As space missions to the Earth-moon neighborhood, or the cislunar region, are expected to number in dozens over the next decade, the need for efficient traffic management in this region has become increasingly critical.
Carolin Frueh, an engineer at Purdue University, is leading the charge in this arena, developing methods to observe and monitor all human-made objects in this space. Her work seeks to predict and mitigate potential damage from object collisions in the cislunar region.
“There will never actually be a final answer to a space traffic management problem because as the commercial sector grows and the capabilities and types of vehicles that you have change, the problem will evolve, too,” Frueh, a Purdue associate professor of aeronautics and astronautics, said. “So when we think about the techniques that we want to use, we also have to be sure that what we have in mind can evolve over time.”
The commercial potential of the cislunar space is significant, projected to exceed $30 billion over two decades, factoring in government investment, demand for space telecommunications services, and other elements.
While the distance between Earth and the moon is vast – 238,900 miles, or 18 times the length of the Great Wall of China – the potential for collisions in the cislunar region is very real. This area is less understood than near-Earth orbits, which house most satellites, including well-known ones like the Hubble Space Telescope and International Space Station.
Space debris, totaling approximately 130 million pieces, already surrounds Earth. Much of it has broken off satellites following explosions or collisions. This debris has even reached the moon, as evidenced by a rogue rocket booster crash in March.

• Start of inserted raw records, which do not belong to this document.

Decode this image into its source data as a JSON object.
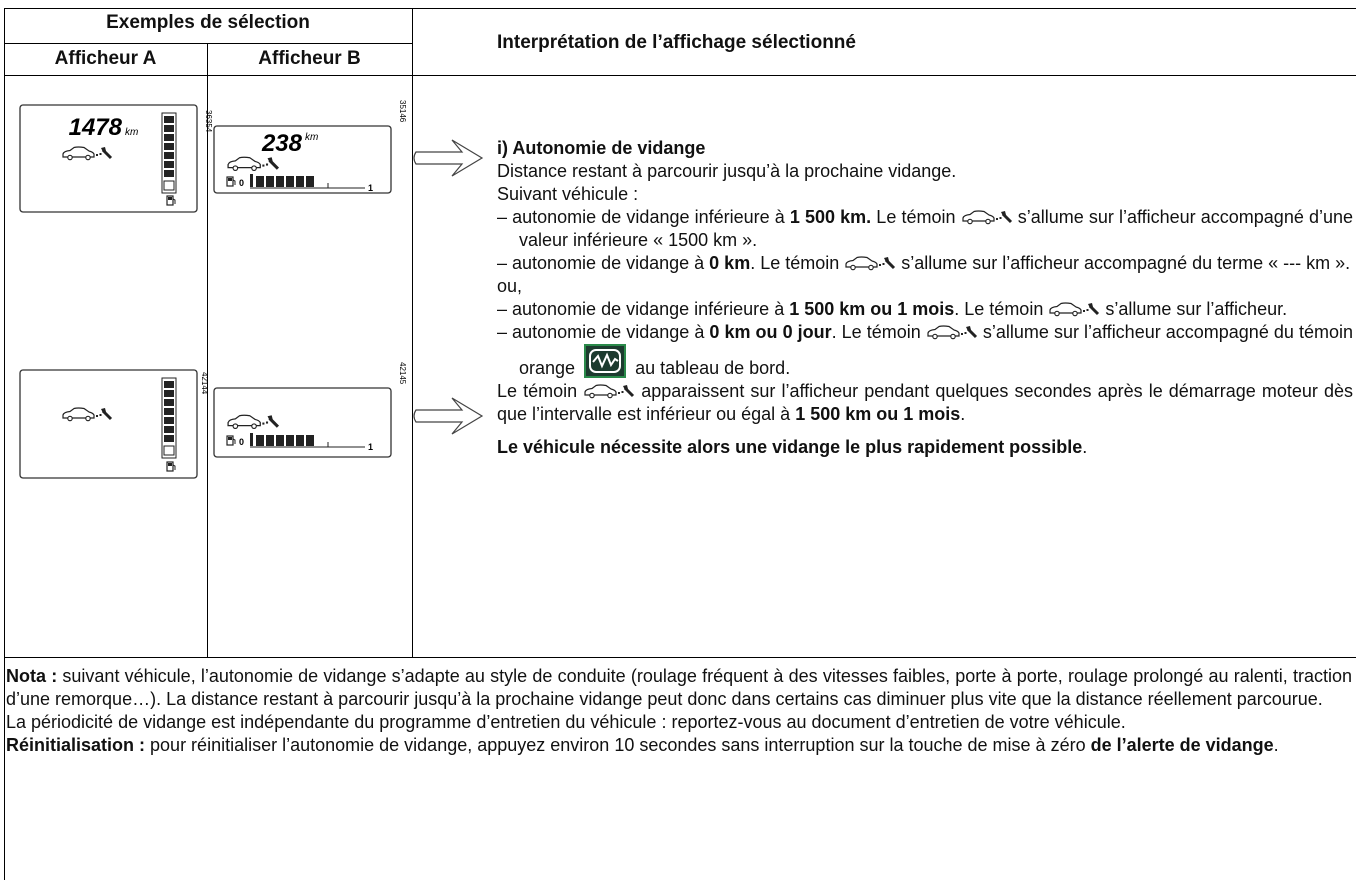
{
  "header": {
    "group": "Exemples de sélection",
    "col_a": "Afficheur A",
    "col_b": "Afficheur B",
    "col_interp": "Interprétation de l’affichage sélectionné"
  },
  "displays": [
    {
      "value": "1478",
      "unit": "km",
      "ref": "36354"
    },
    {
      "value": "238",
      "unit": "km",
      "ref": "35146",
      "gauge_min": "0",
      "gauge_max": "1"
    },
    {
      "ref": "42144"
    },
    {
      "ref": "42145",
      "gauge_min": "0",
      "gauge_max": "1"
    }
  ],
  "interpretation": {
    "heading": "i) Autonomie de vidange",
    "intro": [
      "Distance restant à parcourir jusqu’à la prochaine vidange.",
      "Suivant véhicule :"
    ],
    "items": [
      [
        "– autonomie de vidange inférieure à ",
        "1 500 km.",
        " Le témoin ",
        " s’allume sur l’afficheur accompagné d’une valeur inférieure « 1500 km »."
      ],
      [
        "– autonomie de vidange à ",
        "0 km",
        ". Le témoin ",
        " s’allume sur l’afficheur accompagné du terme « --- km »."
      ],
      [
        "– autonomie de vidange inférieure à ",
        "1 500 km ou 1 mois",
        ". Le témoin ",
        " s’allume sur l’afficheur."
      ],
      [
        "– autonomie de vidange à ",
        "0 km ou 0 jour",
        ". Le témoin ",
        " s’allume  sur l’afficheur accompagné du témoin orange ",
        " au tableau de bord."
      ]
    ],
    "or": "ou,",
    "note": [
      "Le témoin ",
      " apparaissent sur l’afficheur pendant quelques secondes après le démarrage moteur dès que l’intervalle est inférieur ou égal à ",
      "1 500 km ou 1 mois",
      "."
    ],
    "conclusion": [
      "Le véhicule nécessite alors une vidange le plus rapidement possible",
      "."
    ]
  },
  "nota": [
    [
      "Nota :",
      " suivant véhicule, l’autonomie de vidange s’adapte au style de conduite (roulage fréquent à des vitesses faibles, porte à porte, roulage prolongé au ralenti, traction d’une remorque…). La distance restant à parcourir jusqu’à la prochaine vidange peut donc dans certains cas diminuer plus vite que la distance réellement parcourue."
    ],
    [
      "La périodicité de vidange est indépendante du programme d’entretien du véhicule : reportez-vous au document d’entretien de votre véhicule."
    ],
    [
      "Réinitialisation :",
      " pour réinitialiser l’autonomie de vidange, appuyez environ 10 secondes sans interruption sur la touche de mise à zéro ",
      "de l’alerte de vidange",
      "."
    ]
  ]
}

In light of the imminent traffic in the cislunar region, Frueh is leveraging her research on spacecraft-to-debris transformation. She collaborates with international space agencies to enhance space object databases.
Monitoring the cislunar space will be challenging due to its expansive nature and the limited visual access from Earth. However, Frueh, in collaboration with her student, Surabhi Bhadauria, is developing ‘visibility maps’ that would highlight the optimal regions for telescopes to detect and track human-made objects in the cislunar region.
“It’s like planning a road trip. Right now, we have identified points of interest in the cislunar region to observe with telescopes, but we haven’t found the route yet for putting the telescopes there,” Frueh said.
Furthermore, Frueh is working on a method that would enable mission planners and researchers to discern the orbits satellites use to execute their missions, even from the limited imagery these satellites present.
Given the inevitability of traffic accidents in the cislunar region, Frueh also considers estimating the potential damage of a collision or explosion crucial. Recent research presented by Frueh and her student, Ariel Black, showed that fragments from a satellite can travel extensive distances in a relatively short timeframe, even reaching back to Earth from deep within the cislunar region.
“We are laying the foundations that we believe will shape how space traffic management problems are addressed in the cislunar region,” Frueh stated, highlighting the importance of her work in this burgeoning field.